Transportation officials have been working on plans to ­rebuild the bridge for several years, Highway Administrator Frank DePaola said.

Twelve years ago, the US Coast Guard deemed the original bridge “structurally deficient” and ­ordered the state to tear it down, DePaola said. A temporary bridge, with a 15-year expect­ed lifespan, was put up in its place over the Fore ­River, linking Quincy and ­Weymouth along Route 3A. The existing temporary bridge will be demolished as part of the project.

The Coast Guard signed off on the bridge design by White-Skanska Koch J.V., and issued a permit to MassDOT in April, DePaola said. The new 250-foot-wide bridge will be a lift bridge, moving up and down like an elevator when a ship goes underneath. When lifted, the bridge will be 175 feet high, allowing any large marine freighter to pass through, ­DePaola said.

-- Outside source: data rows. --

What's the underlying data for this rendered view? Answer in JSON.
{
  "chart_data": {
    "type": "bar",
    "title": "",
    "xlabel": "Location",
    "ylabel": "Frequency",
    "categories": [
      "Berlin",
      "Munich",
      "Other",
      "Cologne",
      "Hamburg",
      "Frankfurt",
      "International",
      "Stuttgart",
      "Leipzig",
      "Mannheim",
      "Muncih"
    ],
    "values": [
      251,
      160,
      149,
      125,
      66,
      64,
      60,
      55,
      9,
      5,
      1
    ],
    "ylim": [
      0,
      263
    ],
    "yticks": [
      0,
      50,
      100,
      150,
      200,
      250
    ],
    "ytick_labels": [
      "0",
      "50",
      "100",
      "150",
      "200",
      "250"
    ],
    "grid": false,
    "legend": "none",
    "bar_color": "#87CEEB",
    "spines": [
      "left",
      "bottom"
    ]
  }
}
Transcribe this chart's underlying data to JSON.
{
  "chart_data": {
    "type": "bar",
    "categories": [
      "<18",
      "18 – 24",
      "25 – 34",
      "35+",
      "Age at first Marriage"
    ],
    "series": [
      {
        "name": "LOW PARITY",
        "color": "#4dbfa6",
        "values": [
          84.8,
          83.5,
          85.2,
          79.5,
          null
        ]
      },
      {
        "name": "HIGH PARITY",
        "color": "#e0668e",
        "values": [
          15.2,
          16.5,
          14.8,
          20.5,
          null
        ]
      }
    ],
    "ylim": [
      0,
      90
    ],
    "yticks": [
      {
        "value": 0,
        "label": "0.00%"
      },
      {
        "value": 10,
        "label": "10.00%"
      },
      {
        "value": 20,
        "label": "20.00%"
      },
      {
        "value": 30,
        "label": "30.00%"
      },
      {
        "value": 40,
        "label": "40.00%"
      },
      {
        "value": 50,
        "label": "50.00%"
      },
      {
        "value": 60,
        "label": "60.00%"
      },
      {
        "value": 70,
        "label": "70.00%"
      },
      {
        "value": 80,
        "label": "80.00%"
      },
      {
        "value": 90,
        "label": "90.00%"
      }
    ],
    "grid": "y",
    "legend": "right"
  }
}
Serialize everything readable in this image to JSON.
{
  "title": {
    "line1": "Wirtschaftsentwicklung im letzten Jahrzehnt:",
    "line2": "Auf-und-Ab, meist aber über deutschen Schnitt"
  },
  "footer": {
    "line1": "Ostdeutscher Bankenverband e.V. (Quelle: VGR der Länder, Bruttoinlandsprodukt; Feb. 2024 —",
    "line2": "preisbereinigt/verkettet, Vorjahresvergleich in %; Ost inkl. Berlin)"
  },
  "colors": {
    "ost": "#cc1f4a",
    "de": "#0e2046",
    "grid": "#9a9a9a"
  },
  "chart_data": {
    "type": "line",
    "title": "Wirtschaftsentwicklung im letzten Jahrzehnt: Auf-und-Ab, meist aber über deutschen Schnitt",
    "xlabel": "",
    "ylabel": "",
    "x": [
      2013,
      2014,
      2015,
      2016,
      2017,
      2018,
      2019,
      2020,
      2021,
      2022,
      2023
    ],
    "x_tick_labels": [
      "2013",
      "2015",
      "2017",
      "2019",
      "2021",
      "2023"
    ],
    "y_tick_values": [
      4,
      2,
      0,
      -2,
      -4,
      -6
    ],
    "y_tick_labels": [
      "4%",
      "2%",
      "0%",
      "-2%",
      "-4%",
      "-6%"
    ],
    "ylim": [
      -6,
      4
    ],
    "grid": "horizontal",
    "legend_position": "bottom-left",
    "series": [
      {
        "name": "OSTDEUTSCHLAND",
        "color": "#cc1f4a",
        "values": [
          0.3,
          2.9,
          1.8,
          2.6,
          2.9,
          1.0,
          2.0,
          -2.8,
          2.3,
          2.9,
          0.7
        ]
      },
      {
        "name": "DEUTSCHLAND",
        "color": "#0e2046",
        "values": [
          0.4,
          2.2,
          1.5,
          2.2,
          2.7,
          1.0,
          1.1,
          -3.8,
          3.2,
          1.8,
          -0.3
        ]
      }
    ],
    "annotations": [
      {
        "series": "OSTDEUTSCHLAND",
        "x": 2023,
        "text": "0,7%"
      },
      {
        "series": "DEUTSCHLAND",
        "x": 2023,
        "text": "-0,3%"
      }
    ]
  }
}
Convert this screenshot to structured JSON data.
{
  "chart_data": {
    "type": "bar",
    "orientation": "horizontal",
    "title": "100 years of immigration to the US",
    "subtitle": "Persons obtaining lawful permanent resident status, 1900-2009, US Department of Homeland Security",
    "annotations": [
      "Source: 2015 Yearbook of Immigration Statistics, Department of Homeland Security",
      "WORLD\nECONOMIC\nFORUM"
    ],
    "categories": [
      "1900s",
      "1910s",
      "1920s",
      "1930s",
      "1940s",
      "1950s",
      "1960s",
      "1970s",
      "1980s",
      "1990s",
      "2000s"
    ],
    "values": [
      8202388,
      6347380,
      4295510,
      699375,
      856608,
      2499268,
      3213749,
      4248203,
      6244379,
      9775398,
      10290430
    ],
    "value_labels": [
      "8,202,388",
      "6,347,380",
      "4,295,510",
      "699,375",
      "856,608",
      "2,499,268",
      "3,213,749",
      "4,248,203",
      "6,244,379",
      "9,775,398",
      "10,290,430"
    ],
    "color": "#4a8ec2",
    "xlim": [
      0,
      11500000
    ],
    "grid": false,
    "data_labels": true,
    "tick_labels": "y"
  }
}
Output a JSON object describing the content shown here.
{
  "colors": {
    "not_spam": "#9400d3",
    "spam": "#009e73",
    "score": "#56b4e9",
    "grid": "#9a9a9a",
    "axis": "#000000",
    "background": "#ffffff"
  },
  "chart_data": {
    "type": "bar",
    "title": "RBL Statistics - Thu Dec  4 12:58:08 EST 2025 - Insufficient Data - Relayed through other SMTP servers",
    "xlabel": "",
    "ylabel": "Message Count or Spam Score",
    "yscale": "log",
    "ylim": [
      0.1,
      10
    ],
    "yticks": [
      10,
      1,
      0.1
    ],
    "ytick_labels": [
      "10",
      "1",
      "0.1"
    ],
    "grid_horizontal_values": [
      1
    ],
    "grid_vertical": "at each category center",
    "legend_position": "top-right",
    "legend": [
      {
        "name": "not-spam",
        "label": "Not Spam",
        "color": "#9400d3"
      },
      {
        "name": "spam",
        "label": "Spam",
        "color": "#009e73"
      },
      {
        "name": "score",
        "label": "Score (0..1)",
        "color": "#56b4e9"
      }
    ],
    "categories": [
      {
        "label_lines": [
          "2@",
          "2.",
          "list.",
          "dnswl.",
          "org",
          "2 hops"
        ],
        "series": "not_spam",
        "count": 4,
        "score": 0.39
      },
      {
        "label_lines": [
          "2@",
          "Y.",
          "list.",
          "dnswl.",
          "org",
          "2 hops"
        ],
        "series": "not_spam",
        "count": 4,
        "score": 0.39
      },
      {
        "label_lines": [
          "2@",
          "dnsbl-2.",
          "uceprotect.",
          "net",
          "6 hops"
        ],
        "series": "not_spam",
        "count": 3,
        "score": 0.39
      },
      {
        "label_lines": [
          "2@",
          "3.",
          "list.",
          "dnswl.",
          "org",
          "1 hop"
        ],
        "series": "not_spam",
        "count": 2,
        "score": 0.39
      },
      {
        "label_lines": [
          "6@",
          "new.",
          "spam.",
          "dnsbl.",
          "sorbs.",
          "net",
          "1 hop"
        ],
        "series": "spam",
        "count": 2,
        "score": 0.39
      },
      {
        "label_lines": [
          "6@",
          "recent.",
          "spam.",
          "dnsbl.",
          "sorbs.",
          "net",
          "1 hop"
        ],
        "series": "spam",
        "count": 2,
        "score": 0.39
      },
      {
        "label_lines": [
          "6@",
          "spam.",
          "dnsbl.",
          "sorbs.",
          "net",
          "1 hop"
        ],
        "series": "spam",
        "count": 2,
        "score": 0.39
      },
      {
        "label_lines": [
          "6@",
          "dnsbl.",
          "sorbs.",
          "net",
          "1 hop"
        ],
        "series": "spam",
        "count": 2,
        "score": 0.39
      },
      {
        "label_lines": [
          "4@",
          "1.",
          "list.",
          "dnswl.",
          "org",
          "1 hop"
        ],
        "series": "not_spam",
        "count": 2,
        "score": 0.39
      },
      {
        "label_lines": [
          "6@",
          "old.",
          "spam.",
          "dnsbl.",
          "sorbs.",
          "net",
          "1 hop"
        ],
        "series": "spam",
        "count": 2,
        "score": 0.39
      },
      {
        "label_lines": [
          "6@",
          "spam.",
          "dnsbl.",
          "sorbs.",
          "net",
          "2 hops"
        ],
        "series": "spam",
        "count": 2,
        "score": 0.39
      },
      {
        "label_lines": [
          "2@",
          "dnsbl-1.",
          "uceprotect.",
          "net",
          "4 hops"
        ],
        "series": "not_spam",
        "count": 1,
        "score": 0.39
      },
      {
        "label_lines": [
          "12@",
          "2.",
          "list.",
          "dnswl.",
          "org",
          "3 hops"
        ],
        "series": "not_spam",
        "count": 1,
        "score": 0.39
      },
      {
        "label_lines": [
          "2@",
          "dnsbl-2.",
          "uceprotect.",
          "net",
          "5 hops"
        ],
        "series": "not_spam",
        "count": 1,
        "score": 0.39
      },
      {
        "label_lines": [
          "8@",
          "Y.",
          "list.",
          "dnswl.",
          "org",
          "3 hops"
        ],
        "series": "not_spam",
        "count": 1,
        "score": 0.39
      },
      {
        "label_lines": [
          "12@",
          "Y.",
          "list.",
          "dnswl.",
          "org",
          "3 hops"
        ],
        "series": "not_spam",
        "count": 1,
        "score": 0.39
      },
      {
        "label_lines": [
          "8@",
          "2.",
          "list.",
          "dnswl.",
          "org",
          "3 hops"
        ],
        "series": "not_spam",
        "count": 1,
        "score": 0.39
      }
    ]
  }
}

Neighbors near the bridge are upset by the lift bridge design, largely because the two towers needed on either side of the structure will rise 200 feet, DePaola said.

A community group attempted to appeal an approved water quality certificate by the Department of Environment Protection, but the appeal was dismissed by that department, state transportation officials said.

Local residents wanted a design with lower-profile towers. Other designs were more expen­sive and would have ­required moving utilities, ­DePaola said.

Funding for the bridge comes from the state’s Accelerated Bridge Program, launched in 2008 with $2 billion in state funds and $1 billion in federal money. The program was partly a reac­tion to a massive bridge collapse in Minnesota.

The Fore River Bridge project is one of five megaprojects in the planning stages under the program, DePaola said. The others are the Kenneth F. Burns Memorial Bridge in Worcester; the John Greenleaf Whittier Bridge on Interstate 95 in ­Newburyport and Amesbury; the Longfellow Bridge in ­Cambridge; and the Route 79 ramps in Fall River.

MassDOT expects to award contracts for the Whittier and Longfellow bridges by early next year, ­DePaola said.